A trial using “Extenday” white reflective ground cover to lift production and improve vine health on the mature orchard has been so successful, it is being extended this season.

“The blocks with the ground cover had similar dry matter to other blocks, but produced more fruit,” says Gavin.

“Leaves stayed on the vines longer and the vines are healthier,” says David. It appears the full benefits of the $8000 per hectare investment will be on-going with further gains expected in subsequent seasons.

Hicane is applied at night to reduce spray drift risk. “People, animals and birds are not active outdoors at night,” says David.

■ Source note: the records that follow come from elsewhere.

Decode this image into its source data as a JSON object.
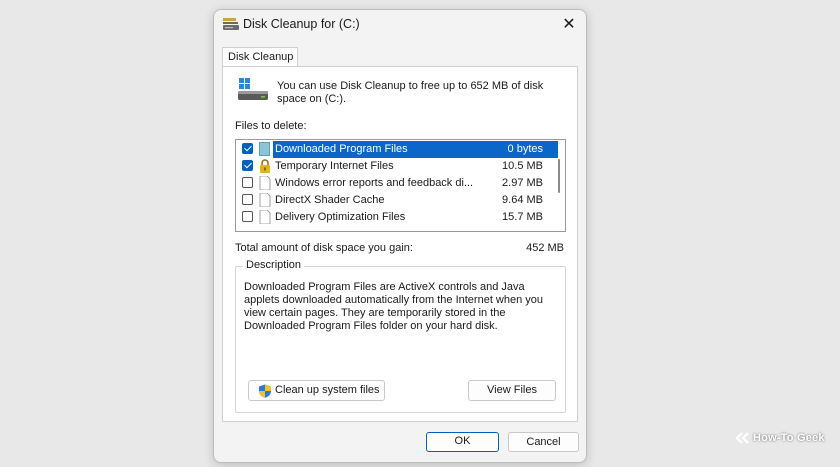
{
  "window": {
    "title": "Disk Cleanup for  (C:)",
    "close_glyph": "✕"
  },
  "tab": {
    "label": "Disk Cleanup"
  },
  "summary": "You can use Disk Cleanup to free up to 652 MB of disk space on  (C:).",
  "files_label": "Files to delete:",
  "files": [
    {
      "name": "Downloaded Program Files",
      "size": "0 bytes",
      "checked": true,
      "selected": true,
      "icon": "folder-icon"
    },
    {
      "name": "Temporary Internet Files",
      "size": "10.5 MB",
      "checked": true,
      "selected": false,
      "icon": "lock-icon"
    },
    {
      "name": "Windows error reports and feedback di...",
      "size": "2.97 MB",
      "checked": false,
      "selected": false,
      "icon": "file-icon"
    },
    {
      "name": "DirectX Shader Cache",
      "size": "9.64 MB",
      "checked": false,
      "selected": false,
      "icon": "file-icon"
    },
    {
      "name": "Delivery Optimization Files",
      "size": "15.7 MB",
      "checked": false,
      "selected": false,
      "icon": "file-icon"
    }
  ],
  "total": {
    "label": "Total amount of disk space you gain:",
    "value": "452 MB"
  },
  "description": {
    "legend": "Description",
    "text": "Downloaded Program Files are ActiveX controls and Java applets downloaded automatically from the Internet when you view certain pages. They are temporarily stored in the Downloaded Program Files folder on your hard disk."
  },
  "buttons": {
    "cleanup_system": "Clean up system files",
    "view_files": "View Files",
    "ok": "OK",
    "cancel": "Cancel"
  },
  "watermark": "How-To Geek",
  "colors": {
    "accent": "#005fb8",
    "selection": "#0a66c8"
  }
}
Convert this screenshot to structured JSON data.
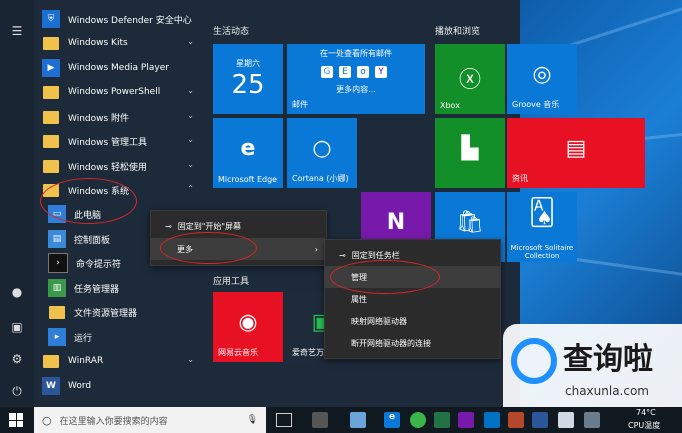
{
  "app_list": {
    "items": [
      {
        "label": "Windows Defender 安全中心",
        "icon": "shield-icon",
        "expandable": false
      },
      {
        "label": "Windows Kits",
        "icon": "folder-icon",
        "expandable": true
      },
      {
        "label": "Windows Media Player",
        "icon": "media-player-icon",
        "expandable": false
      },
      {
        "label": "Windows PowerShell",
        "icon": "folder-icon",
        "expandable": true
      },
      {
        "label": "Windows 附件",
        "icon": "folder-icon",
        "expandable": true
      },
      {
        "label": "Windows 管理工具",
        "icon": "folder-icon",
        "expandable": true
      },
      {
        "label": "Windows 轻松使用",
        "icon": "folder-icon",
        "expandable": true
      },
      {
        "label": "Windows 系统",
        "icon": "folder-icon",
        "expandable": true
      }
    ],
    "system_subitems": [
      {
        "label": "此电脑",
        "icon": "computer-icon"
      },
      {
        "label": "控制面板",
        "icon": "control-panel-icon"
      },
      {
        "label": "命令提示符",
        "icon": "cmd-icon"
      },
      {
        "label": "任务管理器",
        "icon": "task-manager-icon"
      },
      {
        "label": "文件资源管理器",
        "icon": "file-explorer-icon"
      },
      {
        "label": "运行",
        "icon": "run-icon"
      }
    ],
    "more_items": [
      {
        "label": "WinRAR",
        "icon": "folder-icon",
        "expandable": true
      },
      {
        "label": "Word",
        "icon": "word-icon",
        "expandable": false
      }
    ]
  },
  "tiles": {
    "group_life": "生活动态",
    "group_play": "播放和浏览",
    "group_apps": "应用工具",
    "calendar": {
      "weekday": "星期六",
      "day": "25"
    },
    "mail": {
      "headline": "在一处查看所有邮件",
      "more": "更多内容...",
      "label": "邮件"
    },
    "xbox": "Xbox",
    "groove": "Groove 音乐",
    "edge": "Microsoft Edge",
    "cortana": "Cortana (小娜)",
    "news": "资讯",
    "solitaire": "Microsoft Solitaire Collection",
    "netease": "网易云音乐",
    "photo": "爱奇艺万..."
  },
  "context_menu_1": {
    "pin_start": "固定到\"开始\"屏幕",
    "more": "更多"
  },
  "context_menu_2": {
    "pin_taskbar": "固定到任务栏",
    "manage": "管理",
    "properties": "属性",
    "map_drive": "映射网络驱动器",
    "disconnect_drive": "断开网络驱动器的连接"
  },
  "taskbar": {
    "search_placeholder": "在这里输入你要搜索的内容"
  },
  "tray": {
    "temp": "74°C",
    "temp_label": "CPU温度"
  },
  "watermark": {
    "brand": "查询啦",
    "domain": "chaxunla.com"
  },
  "colors": {
    "tile_blue": "#0a78d7",
    "tile_green": "#128f29",
    "tile_red": "#e81123",
    "tile_purple": "#7719aa",
    "highlight_oval": "#d9262b"
  }
}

Another benefit of the practice is that it has reduced the need for flower thinning – possibly due to improved contact time in cooler, more moist conditions prevalent at night.

Gavin strongly believes the kiwifruit industry needs more young, talented and enthusiastic people like David to ensure its future. “There are currently limited pathways for young growers into orchard ownership.”

To assist David and wife Rebecca towards their orchard ownership goal, Gold Nugget Orchard partnership encouraged the couple to develop a Bruno rootstock nursery, and when they wanted to expand the operation, became guarantors for the loan to buy a 22ha block adjacent to their home.

Gold Nugget Orchard and its owners are growing not just high-quality kiwifruit, using sustainable practices, but they have an eye on the industry’s long-term future, and are nurturing people too.